Inference for Contingency Tables

Chi-square Test

Math 115

Extending Our Framework

Previously, we compared two groups with a binary outcome (2×2 table).

  • Used difference in proportions: \(\hat{p}_1 - \hat{p}_2\)
  • Used Z-statistic for hypothesis testing

But what if we have:

  • More than 2 groups? (e.g., Dem, Ind, Rep)
  • Non-binary outcomes? (e.g., Spending: Too Little, About Right, Too Much)

We need a new approach!

Two Ways to Generalize

Generalization 1: More groups

  • Explanatory variable has 3+ categories
  • Example: Democrat, Independent, Republican

Generalization 2: Non-binary response

  • Response variable has 3+ categories
  • Example (Government Spending): “Too Little”, “About Right”, “Too Much”

With either generalization, we can’t use a single difference in proportions!

The Hypothesis Framework

Same concept as before, different statistic:

  • \(H_0\): No association between the variables (independence)
  • \(H_A\): There is an association (variables are not independent)

New statistic: Chi-square, \(\chi^2\), measures deviation from independence.

Government Spending

Research question: Is political party associated with opinions on military spending?

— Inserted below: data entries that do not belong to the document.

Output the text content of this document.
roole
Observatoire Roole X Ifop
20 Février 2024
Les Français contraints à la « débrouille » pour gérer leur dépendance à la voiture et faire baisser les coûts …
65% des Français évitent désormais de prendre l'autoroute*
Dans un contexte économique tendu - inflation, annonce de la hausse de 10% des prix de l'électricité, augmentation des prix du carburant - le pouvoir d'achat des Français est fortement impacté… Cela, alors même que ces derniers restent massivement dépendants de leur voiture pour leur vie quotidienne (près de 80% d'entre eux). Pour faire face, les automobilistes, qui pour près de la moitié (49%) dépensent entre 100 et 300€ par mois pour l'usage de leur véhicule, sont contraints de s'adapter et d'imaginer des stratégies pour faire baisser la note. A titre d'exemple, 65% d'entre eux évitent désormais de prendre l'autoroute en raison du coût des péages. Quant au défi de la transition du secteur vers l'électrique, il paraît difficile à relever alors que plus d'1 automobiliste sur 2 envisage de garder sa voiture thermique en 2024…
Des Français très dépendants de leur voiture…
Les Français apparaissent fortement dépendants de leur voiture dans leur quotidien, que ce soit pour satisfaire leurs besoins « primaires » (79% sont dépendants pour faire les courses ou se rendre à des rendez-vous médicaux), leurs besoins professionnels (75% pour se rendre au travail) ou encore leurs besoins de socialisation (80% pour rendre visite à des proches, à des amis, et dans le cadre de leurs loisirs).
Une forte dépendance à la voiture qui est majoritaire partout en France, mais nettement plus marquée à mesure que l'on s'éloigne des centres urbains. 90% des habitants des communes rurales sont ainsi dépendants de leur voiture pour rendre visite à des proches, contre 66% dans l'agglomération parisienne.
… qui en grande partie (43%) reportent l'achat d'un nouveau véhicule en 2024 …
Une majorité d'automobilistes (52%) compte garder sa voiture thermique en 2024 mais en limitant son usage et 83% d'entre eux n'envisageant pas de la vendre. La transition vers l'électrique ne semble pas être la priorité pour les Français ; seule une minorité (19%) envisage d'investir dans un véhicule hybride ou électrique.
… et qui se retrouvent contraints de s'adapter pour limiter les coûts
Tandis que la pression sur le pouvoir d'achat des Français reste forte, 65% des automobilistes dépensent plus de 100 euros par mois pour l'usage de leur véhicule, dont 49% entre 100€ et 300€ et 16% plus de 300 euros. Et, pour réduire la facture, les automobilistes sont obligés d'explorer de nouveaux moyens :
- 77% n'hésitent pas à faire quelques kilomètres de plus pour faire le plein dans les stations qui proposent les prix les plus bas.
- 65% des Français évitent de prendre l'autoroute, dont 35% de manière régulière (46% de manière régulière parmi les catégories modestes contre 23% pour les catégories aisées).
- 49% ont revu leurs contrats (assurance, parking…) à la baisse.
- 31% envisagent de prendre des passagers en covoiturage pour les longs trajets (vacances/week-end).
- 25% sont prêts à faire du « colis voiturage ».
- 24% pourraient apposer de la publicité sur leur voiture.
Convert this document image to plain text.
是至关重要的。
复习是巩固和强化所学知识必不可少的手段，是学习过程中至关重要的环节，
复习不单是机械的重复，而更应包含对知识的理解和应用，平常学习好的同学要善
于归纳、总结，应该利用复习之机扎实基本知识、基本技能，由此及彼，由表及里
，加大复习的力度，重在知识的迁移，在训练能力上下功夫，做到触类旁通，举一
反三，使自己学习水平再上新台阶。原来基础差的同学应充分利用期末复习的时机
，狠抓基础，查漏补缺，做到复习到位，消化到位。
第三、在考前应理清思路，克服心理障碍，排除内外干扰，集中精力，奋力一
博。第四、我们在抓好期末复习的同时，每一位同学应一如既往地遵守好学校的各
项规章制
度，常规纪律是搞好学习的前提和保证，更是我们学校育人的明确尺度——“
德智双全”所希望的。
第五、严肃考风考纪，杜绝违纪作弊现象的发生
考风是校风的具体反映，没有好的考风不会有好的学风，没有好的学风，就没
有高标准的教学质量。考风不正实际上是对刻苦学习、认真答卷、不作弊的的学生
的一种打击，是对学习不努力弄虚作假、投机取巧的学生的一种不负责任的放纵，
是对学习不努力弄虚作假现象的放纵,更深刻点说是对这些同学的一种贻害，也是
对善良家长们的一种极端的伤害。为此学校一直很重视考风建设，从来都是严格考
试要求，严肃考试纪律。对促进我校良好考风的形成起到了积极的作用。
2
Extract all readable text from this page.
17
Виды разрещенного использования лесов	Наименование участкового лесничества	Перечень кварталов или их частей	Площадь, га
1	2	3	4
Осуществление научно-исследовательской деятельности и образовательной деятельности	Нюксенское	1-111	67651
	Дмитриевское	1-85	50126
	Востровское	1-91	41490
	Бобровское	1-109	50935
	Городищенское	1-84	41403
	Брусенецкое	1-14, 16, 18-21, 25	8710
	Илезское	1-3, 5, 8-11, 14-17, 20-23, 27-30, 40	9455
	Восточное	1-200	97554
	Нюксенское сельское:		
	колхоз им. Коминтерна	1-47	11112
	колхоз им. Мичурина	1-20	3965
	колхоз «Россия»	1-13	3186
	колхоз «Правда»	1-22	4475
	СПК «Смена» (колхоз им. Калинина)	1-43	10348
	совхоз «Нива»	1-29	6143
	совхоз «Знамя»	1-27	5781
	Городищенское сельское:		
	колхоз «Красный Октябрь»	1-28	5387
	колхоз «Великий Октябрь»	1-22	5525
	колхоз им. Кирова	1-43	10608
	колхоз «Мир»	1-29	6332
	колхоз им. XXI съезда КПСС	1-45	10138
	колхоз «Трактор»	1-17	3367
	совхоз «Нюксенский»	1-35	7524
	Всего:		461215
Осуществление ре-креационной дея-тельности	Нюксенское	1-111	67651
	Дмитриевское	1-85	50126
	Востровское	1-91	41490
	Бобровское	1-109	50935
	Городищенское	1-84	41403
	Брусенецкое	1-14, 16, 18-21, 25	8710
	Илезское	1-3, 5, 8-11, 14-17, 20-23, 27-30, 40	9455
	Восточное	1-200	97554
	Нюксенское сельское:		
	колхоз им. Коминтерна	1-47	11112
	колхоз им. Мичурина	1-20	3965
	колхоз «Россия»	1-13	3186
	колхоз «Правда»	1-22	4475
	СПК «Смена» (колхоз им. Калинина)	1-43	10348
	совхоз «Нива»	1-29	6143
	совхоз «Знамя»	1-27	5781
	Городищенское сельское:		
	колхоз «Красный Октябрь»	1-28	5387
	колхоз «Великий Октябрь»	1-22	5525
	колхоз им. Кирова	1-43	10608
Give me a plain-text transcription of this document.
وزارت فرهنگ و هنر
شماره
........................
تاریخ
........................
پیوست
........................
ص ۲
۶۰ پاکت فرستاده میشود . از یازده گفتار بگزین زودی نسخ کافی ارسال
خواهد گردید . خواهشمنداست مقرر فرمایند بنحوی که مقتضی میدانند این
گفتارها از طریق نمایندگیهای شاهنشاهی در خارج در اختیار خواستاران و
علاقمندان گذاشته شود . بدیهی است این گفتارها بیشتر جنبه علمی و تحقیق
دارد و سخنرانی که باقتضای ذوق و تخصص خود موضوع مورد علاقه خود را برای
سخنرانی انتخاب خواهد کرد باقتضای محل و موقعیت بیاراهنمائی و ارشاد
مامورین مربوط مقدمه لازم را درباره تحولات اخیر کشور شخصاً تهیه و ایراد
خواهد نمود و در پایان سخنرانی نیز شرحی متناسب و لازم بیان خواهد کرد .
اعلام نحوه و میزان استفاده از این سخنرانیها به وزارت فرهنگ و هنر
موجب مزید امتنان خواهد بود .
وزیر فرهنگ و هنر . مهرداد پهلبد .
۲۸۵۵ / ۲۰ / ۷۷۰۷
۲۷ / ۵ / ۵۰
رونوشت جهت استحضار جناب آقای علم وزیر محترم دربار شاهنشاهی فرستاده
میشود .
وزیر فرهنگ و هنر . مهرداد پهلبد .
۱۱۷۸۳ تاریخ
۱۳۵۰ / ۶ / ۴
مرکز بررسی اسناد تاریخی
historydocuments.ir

  • Explanatory: Party (Dem, Ind, Rep) — 3 categories
  • Response: Opinion on military spending (“Too Little”, “About Right”, “Too Much”) — 3 categories
  • Data: General Social Survey, 2016 (n = 149)

This creates a 3×3 contingency table.

Military Spending

  • Hypotheses stated in terms of an association

    • \(H_0\): There is no association between opinions on government spending on national defense and political affiliations.
    • \(H_A\): There is an association between opinions on government spending on national defense and political affiliations.
  • Hypotheses stated in terms of differences

    • \(H_0\): There is no difference in opinions on government spending on national defense between people with different political affiliations.
    • \(H_A\): There is some difference in opinions on government spending on national defense between people with different political affiliations.

The Contingency Table

Party Too Little About Right Too Much Total
Dem 17 14 12 43
Ind 20 28 24 72
Rep 24 8 2 34
Total 61 50 38 149

Beyond simple \(2\times 2\) tables, we can’t compute just one difference in proportions.

We need to compare all observed counts to what we’d expect under \(H_0\).

What Would We Expect Under \(H_0\)?

If \(H_0\) is true (no association), each party should have the same distribution of opinions.

Expected count for any cell:

\[\text{Expected} = \frac{\text{row total} \times \text{column total}}{\text{grand total}}\]

This distributes the overall opinion proportions equally across all parties.

Expected Counts

Example: Democrats who say “Too Little”

\[\text{Expected} = \frac{43 \times 61}{149} = 17.6\]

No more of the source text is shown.